GLSL icon indicating copy to clipboard operation
GLSL copied to clipboard

What kind of white space is allowed in GLSL source? Is UTF-8 BOM allowed or not?

Open tksuoran opened this issue 1 year ago • 1 comments

Reading GLSL specification section 3.1. Character Set and Phases of Compilation, strictly speaking, no kind of white space is mentioned as allowed. This is probably a mistake? Meanwhile,

The source character set used for the OpenGL Shading Language is Unicode in the UTF-8 encoding scheme.

says encoding is unicode.

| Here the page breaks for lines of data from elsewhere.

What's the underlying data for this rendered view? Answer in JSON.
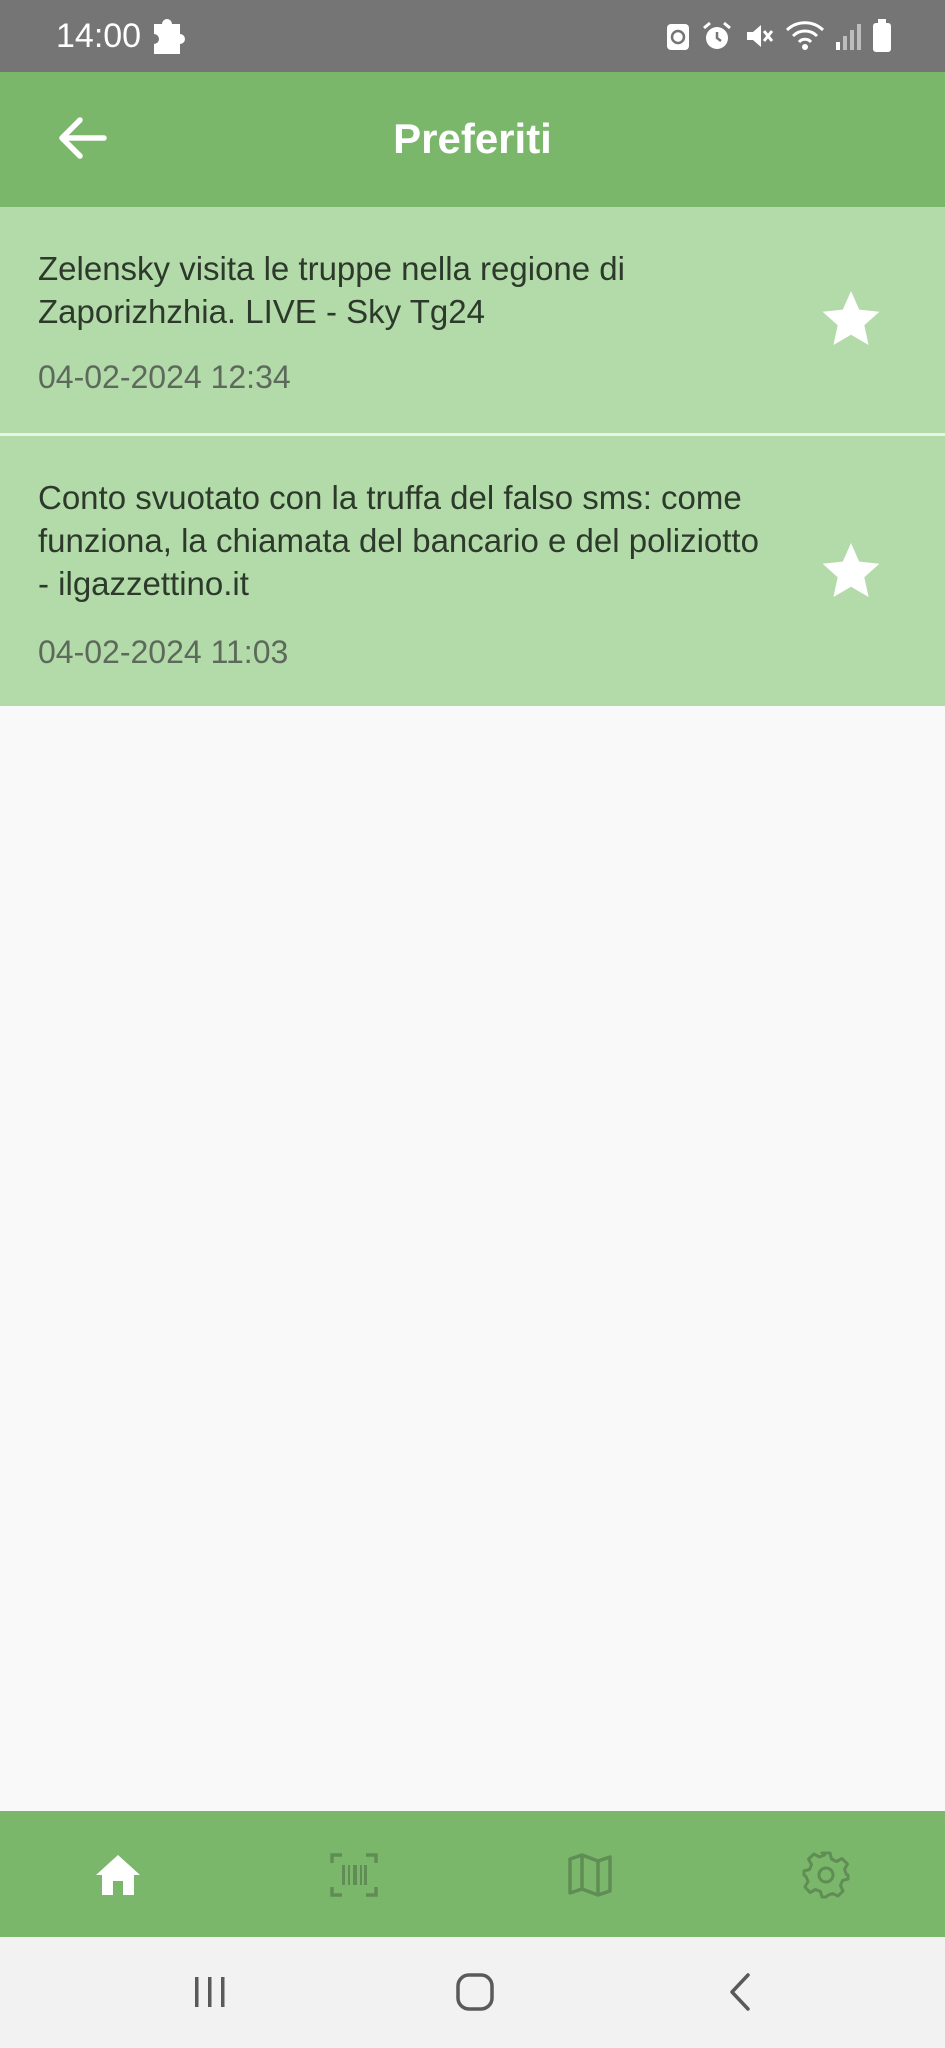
{
  "status_bar": {
    "time": "14:00",
    "icons": [
      "puzzle-icon",
      "recycle-icon",
      "alarm-icon",
      "mute-icon",
      "wifi-icon",
      "signal-icon",
      "battery-icon"
    ]
  },
  "app_bar": {
    "title": "Preferiti",
    "back_icon": "arrow-left-icon"
  },
  "favorites": [
    {
      "title": "Zelensky visita le truppe nella regione di Zaporizhzhia. LIVE - Sky Tg24",
      "date": "04-02-2024 12:34",
      "icon": "star-icon"
    },
    {
      "title": "Conto svuotato con la truffa del falso sms: come funziona, la chiamata del bancario e del poliziotto - ilgazzettino.it",
      "date": "04-02-2024 11:03",
      "icon": "star-icon"
    }
  ],
  "bottom_nav": {
    "items": [
      {
        "icon": "home-icon",
        "active": true
      },
      {
        "icon": "barcode-icon",
        "active": false
      },
      {
        "icon": "map-icon",
        "active": false
      },
      {
        "icon": "settings-icon",
        "active": false
      }
    ]
  },
  "system_nav": [
    "recents-icon",
    "home-circle-icon",
    "back-chevron-icon"
  ],
  "colors": {
    "status_bar": "#757575",
    "app_bar": "#7ab76b",
    "card": "#b3dbaa",
    "background": "#f9f9f9",
    "nav_active": "#ffffff",
    "nav_inactive": "#5f8d55"
  }
}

In unicode, BOM can be considered "zero width no-break space" (at least according to https://en.wikipedia.org/wiki/Non-breaking_space). This leaves open the question regarding how BOM should be treated. I know at least one OpenGL implementation where shader program linking fails when shader source contains BOM.

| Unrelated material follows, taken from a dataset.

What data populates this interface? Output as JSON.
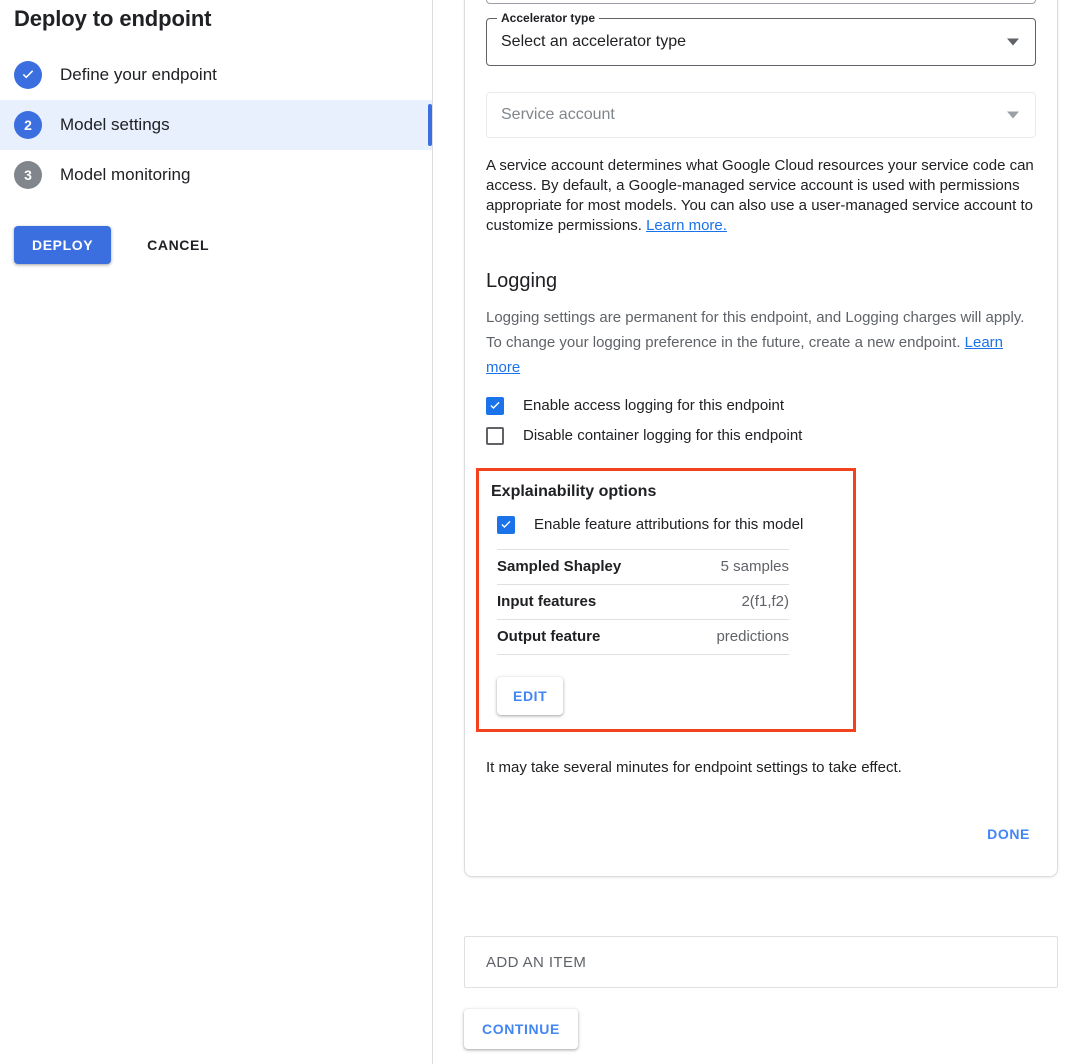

tksuoran avatar Oct 01 '24 11:10 tksuoran

The handling of space is done by the preprocessor, the output of the preprocessor is a token stream. So, the definition of what is a space character is in the normative reference of the c++ specification. Reading that spec (2.5.2 lex.pptoken) we get:

Preprocessing tokens can be separated by white space; this consists of comments (2.8), or white-space characters (space, horizontal tab, new-line, vertical tab, and form-feed), or both.

From that, I'd guess that a BOM is not a valid space character.

dj2 avatar Oct 14 '24 20:10 dj2